Gordon shows how, time and again, the U.S. (and often Britain) has blocked Iraq’s access to some desperately needed item, while other Security Council members have tried to get it through.

Delegates from Russia, China and France, for instance, readily approved a Syrian proposal in 2000 to build a flourmill in Iraq, after a U.N. report found twenty-five per cent of children in southern and central Iraq suffered from malnutrition. The delegate from the U.S., however, blocked the project, insisting that approval of the mill was “premature.”

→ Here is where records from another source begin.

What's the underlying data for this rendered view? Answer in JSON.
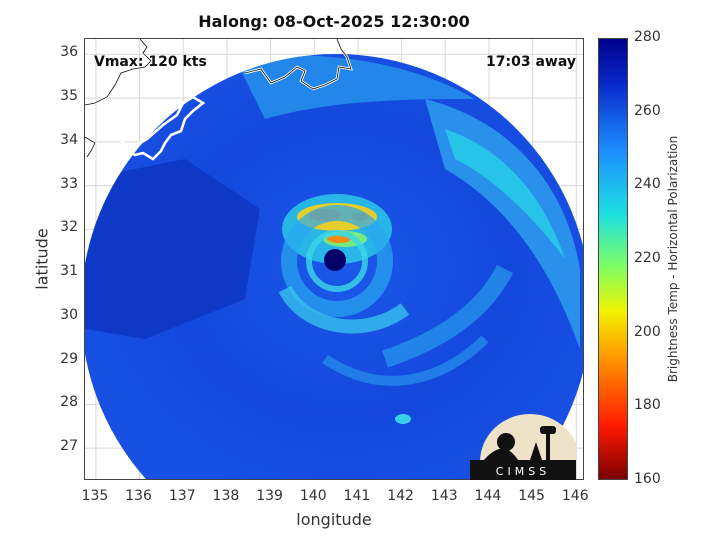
{
  "title": "Halong: 08-Oct-2025 12:30:00",
  "annotations": {
    "vmax": "Vmax: 120 kts",
    "away": "17:03 away"
  },
  "axes": {
    "xlabel": "longitude",
    "ylabel": "latitude",
    "xticks": [
      "135",
      "136",
      "137",
      "138",
      "139",
      "140",
      "141",
      "142",
      "143",
      "144",
      "145",
      "146"
    ],
    "yticks": [
      "36",
      "35",
      "34",
      "33",
      "32",
      "31",
      "30",
      "29",
      "28",
      "27"
    ],
    "xlim": [
      134.75,
      146.2
    ],
    "ylim": [
      26.25,
      36.35
    ],
    "grid": true
  },
  "colorbar": {
    "label": "Brightness Temp - Horizontal Polarization",
    "ticks": [
      "280",
      "260",
      "240",
      "220",
      "200",
      "180",
      "160"
    ],
    "range": [
      160,
      280
    ],
    "colormap": "jet"
  },
  "storm": {
    "name": "Halong",
    "eye_lon": 140.4,
    "eye_lat": 31.3,
    "vmax_kts": 120
  },
  "logo": {
    "text": "CIMSS"
  },
  "colors": {
    "eye": "#000066",
    "background_field": "#1040d8",
    "warm_band": "#f0c020",
    "coast": "#ffffff"
  }
}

These sorts of details are well known in the Middle East, where claims of U.S. benevolence and respect for human rights have long been treated with skepticism. Watching their children die as a result of American actions, Iraqis might well ask: Why do they hate us so? — a question that will undoubtedly come up again when the U.S. invasion begins.

Gordon’s point is, in fact, similar to the one raised implicitly by the CIA director: Is this really the way to make us safe?

Is the mass killing of innocent people — whether by bombs or sanctions — likely to be forgiven or forgotten any time soon by those losing loved ones? We can arm ourselves to the teeth but, as Gordon powerfully notes, “the worst destruction done on U.S. soil by foreign enemies was accomplished with little more than hatred, ingenuity and box cutters.”